Estavam
os dois distraídos, sentaram em cadeiras opostas. Mariana estava profunda e
escreveu com os dois polegares um sms ao Joaquim dizendo: “vi aquele filme que
você me indicou Fallen Angels, fiquei
impressionada como você me conhece mesmo. O filme é excelente!”. Daniel estava
perdido, era um homem banal e impreciso, mandou um sms para noiva Priscila: “eu
te amo, mas preciso descansar. Depois eu passo na sua casa e juro que teremos
um tempo pra nós dois”.
Ela
olhou para frente, ele olhou para trás. Os dois olhares perdidos se cruzaram e,
rapidamente, se identificaram. Mariana estremeceu, reconheceu o rosto de
Daniel. Não usava mais cabelos longos, tinha pelos no rosto e parecia olhar as
coisas com menos certeza que antes. Sentiu vontade de virar uma formiga e sair
de fininho por entre as mesas, ela permaneceu intacta e os olhos atentos
focaram na miragem de Daniel. Era apenas Daniel, uma memória ambulante dos seus
primeiros desastres; um homem banal vendo uma mulher banal.
-
como vai? – Daniel perguntou
-
eu vou bem – Mariana respondeu
Ficaram
séculos em silêncio.
-
fiquei sabendo da morte do seu pai – ela disse
-
pois é, - ele respondeu, - foi uma notícia estúpida no meio da tarde. Já
recebeu uma notícia estúpida no meio da tarde?
-
não, eu nunca recebi notícias estúpidas
-
você tá ótima, tá linda! – ele elogiou confuso
-
você também!
-
você não quer sentar aqui do meu lado?
-
eu acho que não vou ter tempo, vou encontrar uns amigos.
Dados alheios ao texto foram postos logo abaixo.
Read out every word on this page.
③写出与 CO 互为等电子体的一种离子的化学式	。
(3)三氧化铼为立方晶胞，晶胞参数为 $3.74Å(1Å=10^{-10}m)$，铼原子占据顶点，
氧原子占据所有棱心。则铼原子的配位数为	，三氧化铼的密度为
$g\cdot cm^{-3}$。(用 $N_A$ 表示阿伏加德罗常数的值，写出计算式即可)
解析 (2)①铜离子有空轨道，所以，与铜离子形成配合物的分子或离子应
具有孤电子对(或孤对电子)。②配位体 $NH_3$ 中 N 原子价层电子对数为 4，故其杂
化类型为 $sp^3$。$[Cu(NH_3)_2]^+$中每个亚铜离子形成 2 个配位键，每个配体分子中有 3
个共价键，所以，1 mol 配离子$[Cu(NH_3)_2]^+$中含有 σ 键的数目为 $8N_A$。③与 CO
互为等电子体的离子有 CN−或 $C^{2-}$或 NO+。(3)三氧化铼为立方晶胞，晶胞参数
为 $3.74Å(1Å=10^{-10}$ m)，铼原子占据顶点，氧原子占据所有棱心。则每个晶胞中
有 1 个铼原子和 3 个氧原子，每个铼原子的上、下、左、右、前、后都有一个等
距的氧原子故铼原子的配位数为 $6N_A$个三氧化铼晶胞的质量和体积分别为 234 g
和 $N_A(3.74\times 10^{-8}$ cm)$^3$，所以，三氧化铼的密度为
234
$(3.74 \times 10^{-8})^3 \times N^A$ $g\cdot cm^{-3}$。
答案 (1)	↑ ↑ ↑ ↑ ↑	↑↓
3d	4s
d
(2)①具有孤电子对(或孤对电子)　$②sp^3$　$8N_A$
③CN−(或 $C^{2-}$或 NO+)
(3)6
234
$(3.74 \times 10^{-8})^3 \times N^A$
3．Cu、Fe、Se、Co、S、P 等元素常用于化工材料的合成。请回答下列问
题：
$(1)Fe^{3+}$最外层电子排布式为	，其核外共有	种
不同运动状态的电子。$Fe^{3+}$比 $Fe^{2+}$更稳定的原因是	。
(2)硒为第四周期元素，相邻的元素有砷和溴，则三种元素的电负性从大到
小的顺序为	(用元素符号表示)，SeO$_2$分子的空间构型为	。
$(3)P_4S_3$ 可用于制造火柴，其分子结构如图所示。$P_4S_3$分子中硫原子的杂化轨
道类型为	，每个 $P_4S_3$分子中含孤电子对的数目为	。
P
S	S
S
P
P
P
Mas foi um prazer te
rever, depois, a gente marca alguma coisa. A gente conversa sobre as coisas, a
gente fala sobre tudo que nos aconteceu
-
tem certeza?
-
tenho sim, tchau
-
até!
-
até mais!
Mariana
não tinha nenhum amigo para rever. Caminhou até o parque, sentou e teve uma
lembrança, lembrou-se de um velho. Ele -- (o velho do banco) -- disse que ela,
um dia, receberia uma notícia estúpida e debochou dela, quando tinha falado que
queria ser escritora. Não lembrava o rosto do velho do banco, só conseguia
relembrar o tom de voz rouco e as mãos debilitadas do homem. Era um velho
sozinho, precisava conversar com qualquer um, ela era uma alma disposta a
ouvir. Mariana ouviu o velho do banco.
Daniel
reativou a memória da infância, lembrou-se de Mariana. Eles não eram mais amigos. Daniel -- (o moço
confuso) -- não conhecia mais os livros favoritos dela, não sabia mais os
interesses que ela guardava como futuro. O que será que tinha acontecido com
Mariana? Esse moço confuso despreocupou-se, estava autocentrado demais com suas
angústias. Era uma ilha de emoções fortes. Caminhando até o parque, viu Mariana
perplexa e sentou ao lado dela.
-
você está aqui? – disse Daniel
-
era pra eu ter fugido – respondeu Mariana
-
não fugiu?
-
Daniel, você para mim era um mito
-
o meu pai pra mim era um monstro
-
isso tem alguma relação?
-
acho que sim. Acho que os monstros e os mitos são mais parecidos do que a gente
imagina. Ou não. – Daniel riu.
-
eu sempre achei de péssimo gosto os heróis
-
você é uma garota estranha, Mari – Daniel sorriu
-
sempre achei. Não ri de mim. Eu sempre achei de péssimo gosto os heróis, eu
tenho uma teoria. Uma teoria que criei vendo Kill Bill
-
pode contar
-
o herói aristotélico é caracterizado por realizar algo que ofende os deuses.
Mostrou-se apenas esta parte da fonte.